With respect to Young, plaintiffs amended complaint alleges three causes of action: IIED, NIED, and civil conspiracy to deprive plaintiff of her civil rights as a woman in violation of G.S. § 99D-1. The essential elements of the tort of IIED are (1) extreme and outrageous conduct, (2) which is intended to cause and does cause (3) severe emotional distress to another. See Dickens v. Puryear, 302 N.C. 437, 452, 276 S.E.2d 325, 335 (1981). To state a claim for NIED, a plaintiff must allege (1) negligent conduct on the part of defendants, (2) which defendants should have reasonably foreseen would cause plaintiff severe emotional distress, and (3) that the conduct did actually cause plaintiff to suffer severe emotional distress. See Andersen v. Baccus, 335 N.C. 526, 531, 439 S.E.2d 136, 139 (1994). G.S. § 99D-1 provides a civil cause of action where two or more persons, motivated by gender, conspire to interfere with the exercise or enjoyment by any other person of a constitutional right, and where one or more persons engaged in the conspiracy, in order to commit any act in furtherance of the conspiracy, uses force, repeated harassment, violence, physical harm, or threats of physical harm. See N.C.G.S. § 99D-1.

The facts alleged in plaintiffs complaint and amended complaint, taken as true, indicate the following: that Young was responsible for mixing the drinks which rendered plaintiff physically helpless; that *111Young knew or should have known that plaintiff became physically helpless, and later unconscious, after ingesting the drinks; that Young said to Sanderlin, “It’s all yours, Al” and, “I need to know which way you’re going on this, because I’ve got money riding on it”; that Young was present while plaintiff, physically helpless, was stripped naked, filmed, carried to the sofa gasping for air, examined by a paramedic, and removed from the house by Sanderlin; that Young later sought to conceal her involvement in the incident despite knowing that the incident was the subject of a potential criminal investigation; and that after plaintiff reported the incident, Young along with the other two defendants acted upon a common scheme to harass and discredit plaintiff, and to destroy evidence and obstruct justice, in furtherance of the common scheme to interfere with plaintiff’s exercise and enjoyment of her civil rights as a woman. Furthermore, plaintiff’s amended complaint specifically alleges that defendants’ conduct was “committed with reckless disregard,” was “intentional,” and constituted “extreme and outrageous conduct exceeding all bounds of decency tolerated by society” and was “intended to cause and did cause emotional and mental distress” to plaintiff. Plaintiff also states in her amended complaint that she has suffered extreme emotional distress as a proximate cause of defendants’ acts, including anxiety disorder, depression, and post-traumatic stress disorder.

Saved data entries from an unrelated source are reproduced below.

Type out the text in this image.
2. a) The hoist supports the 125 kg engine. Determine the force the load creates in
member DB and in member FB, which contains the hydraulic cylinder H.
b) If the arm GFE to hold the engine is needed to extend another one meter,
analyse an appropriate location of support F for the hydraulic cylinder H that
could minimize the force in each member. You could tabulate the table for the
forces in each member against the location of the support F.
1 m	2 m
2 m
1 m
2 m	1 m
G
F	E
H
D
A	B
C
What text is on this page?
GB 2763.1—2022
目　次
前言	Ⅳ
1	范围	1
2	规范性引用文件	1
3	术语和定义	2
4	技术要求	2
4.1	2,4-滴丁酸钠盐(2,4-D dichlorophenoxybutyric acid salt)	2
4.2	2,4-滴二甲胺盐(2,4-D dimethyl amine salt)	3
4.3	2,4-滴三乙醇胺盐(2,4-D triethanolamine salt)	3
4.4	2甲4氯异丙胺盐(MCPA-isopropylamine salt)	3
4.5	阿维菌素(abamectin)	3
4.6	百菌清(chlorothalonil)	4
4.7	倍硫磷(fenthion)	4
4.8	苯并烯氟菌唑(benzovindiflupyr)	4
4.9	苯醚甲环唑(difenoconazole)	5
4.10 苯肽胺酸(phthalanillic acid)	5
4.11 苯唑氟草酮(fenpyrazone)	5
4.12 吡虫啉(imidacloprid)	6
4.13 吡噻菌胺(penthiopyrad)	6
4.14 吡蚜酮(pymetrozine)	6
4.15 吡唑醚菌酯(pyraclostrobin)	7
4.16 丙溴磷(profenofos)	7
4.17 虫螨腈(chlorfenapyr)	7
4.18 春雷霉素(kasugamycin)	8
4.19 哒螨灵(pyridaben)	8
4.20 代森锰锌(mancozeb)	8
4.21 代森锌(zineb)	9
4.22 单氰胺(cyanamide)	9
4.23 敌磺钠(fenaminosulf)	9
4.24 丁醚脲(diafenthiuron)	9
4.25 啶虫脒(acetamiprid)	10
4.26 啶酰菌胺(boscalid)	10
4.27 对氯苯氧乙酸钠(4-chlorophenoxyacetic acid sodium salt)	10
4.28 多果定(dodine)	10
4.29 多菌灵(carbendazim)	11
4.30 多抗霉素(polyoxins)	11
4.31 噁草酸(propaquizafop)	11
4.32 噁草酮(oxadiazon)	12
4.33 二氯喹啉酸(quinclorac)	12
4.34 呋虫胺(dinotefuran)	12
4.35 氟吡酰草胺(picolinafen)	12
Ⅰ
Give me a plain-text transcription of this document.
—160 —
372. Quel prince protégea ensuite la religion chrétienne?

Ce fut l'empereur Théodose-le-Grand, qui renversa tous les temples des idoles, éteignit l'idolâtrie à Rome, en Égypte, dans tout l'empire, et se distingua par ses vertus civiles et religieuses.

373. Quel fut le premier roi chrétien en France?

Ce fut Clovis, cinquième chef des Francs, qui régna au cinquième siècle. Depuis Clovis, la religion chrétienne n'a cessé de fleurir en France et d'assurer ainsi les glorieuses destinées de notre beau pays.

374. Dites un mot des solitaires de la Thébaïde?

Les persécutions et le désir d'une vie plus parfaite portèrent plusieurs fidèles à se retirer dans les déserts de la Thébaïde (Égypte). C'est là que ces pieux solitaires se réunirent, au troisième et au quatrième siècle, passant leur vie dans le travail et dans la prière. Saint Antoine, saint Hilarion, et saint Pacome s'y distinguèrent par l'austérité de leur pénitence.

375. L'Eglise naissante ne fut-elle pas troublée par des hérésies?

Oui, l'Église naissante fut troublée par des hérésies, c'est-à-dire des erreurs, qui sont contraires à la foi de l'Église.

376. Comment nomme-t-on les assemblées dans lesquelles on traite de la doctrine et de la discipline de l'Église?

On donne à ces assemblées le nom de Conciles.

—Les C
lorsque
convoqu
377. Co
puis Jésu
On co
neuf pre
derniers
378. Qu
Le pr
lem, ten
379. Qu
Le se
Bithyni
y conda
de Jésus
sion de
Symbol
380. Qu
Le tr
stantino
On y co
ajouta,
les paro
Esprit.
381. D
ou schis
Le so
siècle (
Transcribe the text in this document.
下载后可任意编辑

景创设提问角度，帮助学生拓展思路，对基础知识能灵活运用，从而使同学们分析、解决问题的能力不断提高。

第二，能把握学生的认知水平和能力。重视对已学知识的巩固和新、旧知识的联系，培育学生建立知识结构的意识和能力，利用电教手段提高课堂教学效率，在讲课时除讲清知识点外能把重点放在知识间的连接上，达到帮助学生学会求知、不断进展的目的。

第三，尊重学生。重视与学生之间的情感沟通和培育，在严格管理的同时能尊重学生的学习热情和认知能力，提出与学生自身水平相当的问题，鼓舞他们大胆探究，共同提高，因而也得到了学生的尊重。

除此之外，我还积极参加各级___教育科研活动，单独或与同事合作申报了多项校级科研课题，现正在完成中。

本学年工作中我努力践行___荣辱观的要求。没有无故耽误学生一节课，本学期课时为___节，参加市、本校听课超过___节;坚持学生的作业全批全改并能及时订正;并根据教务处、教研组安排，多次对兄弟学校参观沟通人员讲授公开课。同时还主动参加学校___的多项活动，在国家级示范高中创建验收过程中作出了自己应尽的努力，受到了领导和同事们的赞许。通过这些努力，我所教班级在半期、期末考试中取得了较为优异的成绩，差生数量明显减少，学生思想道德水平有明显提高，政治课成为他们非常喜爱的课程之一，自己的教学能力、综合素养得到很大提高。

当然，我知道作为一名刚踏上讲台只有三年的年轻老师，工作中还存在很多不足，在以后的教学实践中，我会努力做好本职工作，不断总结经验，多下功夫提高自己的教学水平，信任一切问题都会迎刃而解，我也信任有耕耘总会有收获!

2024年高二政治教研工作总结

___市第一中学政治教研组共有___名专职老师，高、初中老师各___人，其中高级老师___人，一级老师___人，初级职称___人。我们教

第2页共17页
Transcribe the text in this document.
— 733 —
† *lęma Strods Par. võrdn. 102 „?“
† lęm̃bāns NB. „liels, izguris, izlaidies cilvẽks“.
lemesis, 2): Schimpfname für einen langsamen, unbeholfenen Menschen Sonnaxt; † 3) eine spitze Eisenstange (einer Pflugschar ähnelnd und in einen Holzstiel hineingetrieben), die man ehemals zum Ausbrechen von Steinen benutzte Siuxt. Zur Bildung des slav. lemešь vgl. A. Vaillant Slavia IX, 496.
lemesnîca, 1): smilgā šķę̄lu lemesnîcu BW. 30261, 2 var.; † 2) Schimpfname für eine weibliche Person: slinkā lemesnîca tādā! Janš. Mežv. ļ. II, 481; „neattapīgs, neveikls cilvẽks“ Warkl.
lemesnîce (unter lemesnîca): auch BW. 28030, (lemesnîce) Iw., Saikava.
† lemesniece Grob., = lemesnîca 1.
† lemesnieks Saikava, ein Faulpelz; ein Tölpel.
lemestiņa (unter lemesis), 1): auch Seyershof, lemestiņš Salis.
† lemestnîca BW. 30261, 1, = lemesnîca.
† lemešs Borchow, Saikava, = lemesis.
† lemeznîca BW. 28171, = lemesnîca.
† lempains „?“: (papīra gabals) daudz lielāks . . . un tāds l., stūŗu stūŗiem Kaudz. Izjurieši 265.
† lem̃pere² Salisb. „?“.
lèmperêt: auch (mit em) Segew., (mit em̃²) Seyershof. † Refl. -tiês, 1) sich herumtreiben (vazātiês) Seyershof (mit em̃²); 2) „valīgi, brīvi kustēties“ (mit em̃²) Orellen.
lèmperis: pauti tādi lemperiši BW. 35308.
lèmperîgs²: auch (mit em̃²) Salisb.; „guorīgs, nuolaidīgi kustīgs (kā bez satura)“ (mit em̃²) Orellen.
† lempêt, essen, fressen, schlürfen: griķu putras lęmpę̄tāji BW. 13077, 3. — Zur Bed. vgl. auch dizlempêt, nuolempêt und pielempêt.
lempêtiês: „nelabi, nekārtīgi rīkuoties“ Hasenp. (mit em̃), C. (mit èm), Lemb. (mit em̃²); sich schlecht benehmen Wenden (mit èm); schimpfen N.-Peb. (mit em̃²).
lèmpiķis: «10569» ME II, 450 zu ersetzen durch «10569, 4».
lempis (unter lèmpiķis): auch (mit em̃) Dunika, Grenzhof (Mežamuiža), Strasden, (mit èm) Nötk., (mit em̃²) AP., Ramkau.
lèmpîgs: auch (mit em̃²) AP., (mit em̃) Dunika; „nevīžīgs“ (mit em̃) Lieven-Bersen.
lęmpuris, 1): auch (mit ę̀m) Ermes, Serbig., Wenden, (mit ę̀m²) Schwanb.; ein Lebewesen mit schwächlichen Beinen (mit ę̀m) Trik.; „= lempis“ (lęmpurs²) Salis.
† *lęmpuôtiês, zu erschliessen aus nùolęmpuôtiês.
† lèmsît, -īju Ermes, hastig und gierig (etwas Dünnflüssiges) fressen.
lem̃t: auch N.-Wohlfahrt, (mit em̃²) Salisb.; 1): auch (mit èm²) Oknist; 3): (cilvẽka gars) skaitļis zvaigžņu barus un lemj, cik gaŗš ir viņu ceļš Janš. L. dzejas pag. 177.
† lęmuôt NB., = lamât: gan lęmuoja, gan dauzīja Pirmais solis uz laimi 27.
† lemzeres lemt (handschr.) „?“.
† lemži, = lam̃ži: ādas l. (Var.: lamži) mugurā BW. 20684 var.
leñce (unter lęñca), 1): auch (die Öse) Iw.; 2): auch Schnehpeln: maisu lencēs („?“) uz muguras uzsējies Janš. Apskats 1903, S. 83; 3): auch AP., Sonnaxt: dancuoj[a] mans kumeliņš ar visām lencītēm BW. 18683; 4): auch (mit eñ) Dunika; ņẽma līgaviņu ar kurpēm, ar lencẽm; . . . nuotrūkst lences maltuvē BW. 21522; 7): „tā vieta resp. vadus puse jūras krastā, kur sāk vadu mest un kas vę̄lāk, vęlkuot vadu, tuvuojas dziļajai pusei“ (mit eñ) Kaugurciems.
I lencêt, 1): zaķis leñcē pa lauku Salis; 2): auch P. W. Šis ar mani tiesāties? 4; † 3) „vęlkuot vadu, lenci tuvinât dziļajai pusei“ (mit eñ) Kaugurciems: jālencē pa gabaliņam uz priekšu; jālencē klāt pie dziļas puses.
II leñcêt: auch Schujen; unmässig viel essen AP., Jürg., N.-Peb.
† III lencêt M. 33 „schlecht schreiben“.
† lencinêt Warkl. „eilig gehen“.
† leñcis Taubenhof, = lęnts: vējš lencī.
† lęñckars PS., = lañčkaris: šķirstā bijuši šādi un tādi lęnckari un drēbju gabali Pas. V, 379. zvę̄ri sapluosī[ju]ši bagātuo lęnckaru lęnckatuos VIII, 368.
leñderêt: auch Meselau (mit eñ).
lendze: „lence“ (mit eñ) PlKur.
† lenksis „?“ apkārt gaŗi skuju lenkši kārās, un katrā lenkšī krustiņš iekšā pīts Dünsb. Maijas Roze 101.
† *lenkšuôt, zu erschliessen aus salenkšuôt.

Plaintiff’s allegations, taken as true, are sufficient to state claims against Young for IIED, NIED, and a violation of G.S. § 99D-1, and it was error for the trial court to dismiss these claims. The trial court’s order dismissing plaintiff’s claims as to defendant Young is therefore reversed and we remand for further proceedings.

Reversed.

Judges WYNN and TIMMONS-GOODSON concur.